Art Spiegelman : Oeuvre d’Art
Art Spiegelman effectue un spectaculaire retour à la BD. Dix-sept ans après Maus, voilà qu’il consacre un album à la tragédie du 11 septembre.
En 1987, Art Spiegelman émouvait le monde entier avec Maus, livre percutant consacré à la Shoah et seule bande dessinée à avoir remporté un prestigieux prix Pulitzer. Pour le faire renouer avec le neuvième art et renoncer à ses lucratifs contrats d’illustration au New Yorker, il aura fallu rien de moins que les attentats terroristes du 11 septembre 2001. Il faut dire que Spiegelman, habitant Manhattan, était tout près du World Trade Center lorsque le premier avion a percuté la tour nord. Combattant la peur, sa femme et lui passèrent la matinée dans l’enfer qu’était devenu leur quartier pour retrouver leur fils et leur fille qui y fréquentaient deux écoles différentes. À l’ombre des tours mortes est consacré à cette odyssée et aux sombres réflexions des années qui ont suivi.
La majeure partie de l’album se compose de planches (fort élaborées) publiées séparément en 2002 et 2003 dans les périodiques européens Die Zeit et Le Courrier international, mais refusées par les grands journaux américains, apparemment effrayés par la dénonciation qu’elles faisaient de l’hystérie nationaliste apparue après les attentats. Critiquant également les gains politiques que retira de ceux-ci le clan Bush et paraissant au moment où la campagne présidentielle bat son plein, l’album propose un point de vue semblable à celui de Michael Moore dans Fahrenheit 9/11, en beaucoup plus pessimiste. Fils de rescapés (des camps nazis), se considérant maintenant rescapé lui-même et vivant toujours à quelques pas de Ground Zero, le bédéiste est le protagoniste de son album, où il se dépeint en effet comme un sympathique paranoïaque et un indécrottable prophète de malheur.

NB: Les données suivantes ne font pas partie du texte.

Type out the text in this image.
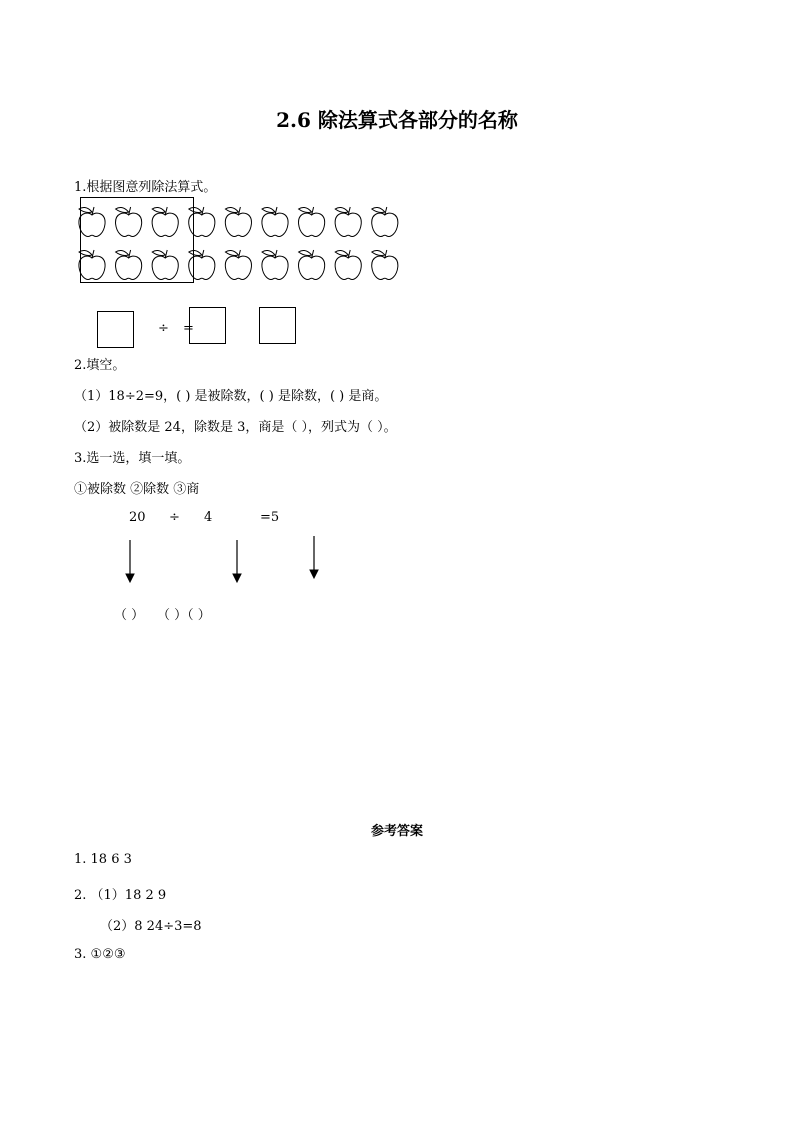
2.6 除法算式各部分的名称
1.根据图意列除法算式。
÷ =
2.填空。
（1）18÷2=9，( ) 是被除数，( ) 是除数，( ) 是商。
（2）被除数是 24，除数是 3，商是（ ），列式为（ ）。
3.选一选，填一填。
①被除数 ②除数 ③商
20 ÷ 4	=5
（ ） （ ）（ ）
参考答案
1. 18 6 3
2. （1）18 2 9
（2）8 24÷3=8
3. ①②③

Comme dans Maus, où bande dessinée, histoire et destinée individuelle sont intimement liées, À l’ombre des tours mortes fait voir les événements de l’intérieur, sans se limiter toutefois à l’anecdotique, et en amorçant une réflexion sur le sentiment d’appartenance à une communauté. Bien que Spiegelman ait été marqué par le discours de ses parents qui, après avoir vécu Auschwitz, lui répétaient qu’il devait tenir sa valise prête en tout temps, les attentats ont contribué à lui faire prendre conscience de son attachement à sa ville. Se considérant auparavant comme un "cosmopolite déraciné", il se rend maintenant compte de son enracinement et dit comprendre pourquoi certains juifs n’ont pas quitté Berlin après la terrible Nuit de cristal.
Avec sa page couverture noir sur noir qui reprend celle que l’auteur avait réalisée pour le New Yorker au lendemain des événements, À l’ombre des tours mortes impressionne d’abord par son support: une quarantaine de pages de très grand format imprimées sur du carton épais et verni qui rappelle les livres pour enfants. Les doubles planches en tabloïd, imitant les suppléments dominicaux des journaux américains, sont aussi un hommage aux premiers comics, lesquels se plaisaient à représenter les gratte-ciel new-yorkais dans leur toute-puissance. Rappelant que la bande dessinée est née à quelques centaines de mètres de l’ancien World Trade Center, dans la mouvance de la presse à grand tirage du début du 20e siècle, Spiegelman entreprend même de faire revivre certains de ses illustres personnages (Yellow Kid, Little Nemo, Happy Hooligan) dont il emprunte le visage l’espace de quelques vignettes. Une habile intégration de l’histoire de la BD qui fait de ce livre l’une des réflexions les plus originales sur la politique américaine d’après le 11 septembre.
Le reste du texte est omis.